Größere Unterschiede zwischen den beiden Kontrahenten waren vor der Pause gar nicht zu erkennen. Essen schaffte ein 4:3 (13.) und die HGR antwortete mit dem 6:4 (16.). Übers 6:6 (17.) und 8:8 (20.) konnte sich bei wechselnden Führungen bis zum Ende der ersten Halbzeit auch niemand absetzen – 11:11 (30.). Einen ersten Hinweis auf den späteren Ausgang gab es kurz nach dem 13:12 (32.) für Remscheid, als Essen zuerst mit dem 14:13 (34.) antwortete und aus dem 14:14 (36.) durch drei Treffer in Folge sogar das 17:14 (40.) als bis dahin höchste Führung machte. Näher als auf zwei Tore wie beim 17:19 (44.) kamen die Gäste nun nicht mehr heran und durch die Vierer-Serie zum 23:17 (48.) bog Essen bereits mit deutlichen Vorteilen auf die Zielgerade ein. Spätestens mit dem 27:20 (55.) stand die Entscheidung fest – in einer bis zum Schluss von vielen Emotionen begleiteten Partie. Alleine in den letzten zehn Minuten gab es fünf Zeitstrafen (drei Essen, zwei HGR) sowie zwei Rote Karten (48./gegen Remscheids Julian Athanassoglou, 52./gegen Remscheids Ole Grewel).
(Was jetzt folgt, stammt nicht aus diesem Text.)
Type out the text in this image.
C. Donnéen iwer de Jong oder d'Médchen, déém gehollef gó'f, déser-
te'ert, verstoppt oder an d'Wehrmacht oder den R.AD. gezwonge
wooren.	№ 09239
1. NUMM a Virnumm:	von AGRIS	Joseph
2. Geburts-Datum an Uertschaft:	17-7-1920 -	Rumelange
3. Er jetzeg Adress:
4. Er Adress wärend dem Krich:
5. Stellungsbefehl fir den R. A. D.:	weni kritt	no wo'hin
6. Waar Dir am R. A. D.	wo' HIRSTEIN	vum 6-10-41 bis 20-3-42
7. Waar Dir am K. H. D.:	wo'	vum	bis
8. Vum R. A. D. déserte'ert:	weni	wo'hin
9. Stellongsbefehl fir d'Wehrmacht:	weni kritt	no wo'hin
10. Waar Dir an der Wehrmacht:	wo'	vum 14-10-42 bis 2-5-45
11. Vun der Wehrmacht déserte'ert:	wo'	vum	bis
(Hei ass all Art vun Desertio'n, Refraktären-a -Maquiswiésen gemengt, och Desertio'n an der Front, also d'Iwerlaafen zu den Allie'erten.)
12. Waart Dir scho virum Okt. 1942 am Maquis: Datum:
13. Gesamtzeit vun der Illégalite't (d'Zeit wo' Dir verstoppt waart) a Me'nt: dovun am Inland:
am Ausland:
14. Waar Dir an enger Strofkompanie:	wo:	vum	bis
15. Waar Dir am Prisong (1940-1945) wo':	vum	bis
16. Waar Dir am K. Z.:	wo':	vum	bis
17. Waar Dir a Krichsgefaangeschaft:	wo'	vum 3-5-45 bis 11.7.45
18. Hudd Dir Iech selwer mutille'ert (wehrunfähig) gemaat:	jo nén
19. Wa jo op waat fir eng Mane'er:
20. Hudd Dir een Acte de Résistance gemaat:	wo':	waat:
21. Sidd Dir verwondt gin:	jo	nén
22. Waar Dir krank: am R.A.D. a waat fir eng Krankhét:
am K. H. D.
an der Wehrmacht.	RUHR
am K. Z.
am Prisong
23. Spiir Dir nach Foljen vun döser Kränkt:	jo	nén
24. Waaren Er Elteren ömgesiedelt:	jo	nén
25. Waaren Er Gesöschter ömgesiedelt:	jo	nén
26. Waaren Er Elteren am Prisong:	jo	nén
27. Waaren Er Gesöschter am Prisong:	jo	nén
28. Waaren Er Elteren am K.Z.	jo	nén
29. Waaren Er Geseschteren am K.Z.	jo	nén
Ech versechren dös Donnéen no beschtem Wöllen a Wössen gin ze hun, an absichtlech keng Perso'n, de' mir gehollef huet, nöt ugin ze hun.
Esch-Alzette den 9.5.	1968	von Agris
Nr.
TuSEM-Trainer Krüger war verständlicherweise mit den beiden Punkten sehr einverstanden, ordnete das Niveau der Partie aber eher als normal ein. „Wir haben ein Spiel mit einer hohen Fehlerquote auf beiden Seiten gesehen“, fand Krüger, „in der ersten Halbzeit haben wir auch zu viele freie Würfe vergeben und aus schlechteren Positionen den Abschluss gesucht. In der zweiten Halbzeit haben wir uns bessere Situationen herausgespielt. Dann musste Remscheid kurz vor Schluss reagieren und auf eine doppelte Manndeckung gehen – und das gibt relativ einfache Dinger für uns, dass du zu freien Abschlüssen kommst. Ich glaube, das war kein absolutes Top-Spiel, aber man hat zwei Abwehrreihen gesehen, die alles reinwerfen – wie jeder alles reinwirft. Am Ende ist es vielleicht das etwas glücklichere Ende für uns.“

TuSEM Essen II: Haberkamp, Solbach Domingo – Scholten (2), Frederic Neher (4/4), Schmidt (2), Lewandowski (4/3), Sayin, M. Stumpf (1/1), Ernst (3), Telohe (2), Schäfer, Weiss (3), Elsässer (2), Kostuj (6).

HG Remscheid: Conzen, Mathes – Jung (3), Taymaz (2), Pflüger, Klose, Vetterlein (2), Hertz (4), Stukalin, Handschke (5/2), Athanassoglou (1), Grewel (2), Rath (2), Sikic.